She climbed to her feet, unable to straighten up. ‘153.3 LONG. 28.6 LAT,’ she whispered.
I recorded the numbers carefully in my compass memory.
Teece handed her the toothless, melted weapon. ‘Get yourself a new piece while you’re down there.’
Chapter Five
 
 
 
 
I battled a vision while Larry settled things in the bar and Teece promised to pay him for new taps.
When things started to get grainy I gripped Teece’s shoulder.
Once outside, I let him steer me to the apartment and lock the door. By then, I was . . .
 
Swimming through blood, thick as mud. Warm, oozing blood-mud. A swell lifted me along, settling me gently on a beach. My limbs weighed heavily. I crawled forward, mouth closed, anxious to keep the taste out of my mouth.
 
When I surfaced back into Tert reality, I was on a foldout bed in my new digs and Ibis was sitting at the foot of it.

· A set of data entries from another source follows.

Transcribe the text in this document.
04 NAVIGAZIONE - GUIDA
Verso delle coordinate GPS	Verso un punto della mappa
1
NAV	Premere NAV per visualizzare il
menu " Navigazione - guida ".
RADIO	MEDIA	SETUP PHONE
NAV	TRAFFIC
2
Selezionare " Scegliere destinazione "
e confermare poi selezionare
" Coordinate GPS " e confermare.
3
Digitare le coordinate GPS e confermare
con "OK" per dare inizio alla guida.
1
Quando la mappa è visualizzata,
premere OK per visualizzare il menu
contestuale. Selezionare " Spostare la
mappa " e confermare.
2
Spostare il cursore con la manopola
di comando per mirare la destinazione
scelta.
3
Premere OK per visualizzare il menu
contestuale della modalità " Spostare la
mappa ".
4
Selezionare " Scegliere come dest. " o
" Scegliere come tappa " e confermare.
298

‘Drink,’ I croaked. Then, ‘How long?’
His plump face creased into a relieved smile and he handed me a beaker. ‘That large boy gave you a sed while you were out to it. You’ve been sleeping a while.’
Sleeping? I didn’t have time for sleeping!
‘Any messages?’
‘A rather elegant man in lurex stopped by with some implements.’
‘What did he say?’
Ibis made a poor imitation of Larry’s sombre voice. ‘Tell ’er to be patient.’
Funny, Larry.
I sat up, scrubbed my face and gave him the once over. ‘Nice look.’
Ibis squirmed like he’d been dropped in a dumpster and was now hoping to shed his skin. There was nothing of his usual outrageous hip about the grubby fatigues and collarless tee he wore.
‘I was told if I didn’t put these clothes on he’d stuff me into them. I didn’t think he meant it would be fun,’ he complained.
I nodded. ‘That’s Teece. He’s right.’
‘Yes.’ He sighed heavily.
I reached out and squeezed his arm. ‘Thanks for coming.’
He shrugged. ‘I wish I could say it was a pleasure. But I don’t think it is.’ He added in a low voice, ‘Even Loyl never asked me to come here.’
Something must have showed in my face because he clucked his tongue and patted my hand. ‘It’s all right. Really. In fact I’ve always wanted to . . . er . . . visit.’
He made it sound like a holiday destination.
It was my turn to make clucking noises. ‘You should have waited for me to arrange escort. You could have been . . .’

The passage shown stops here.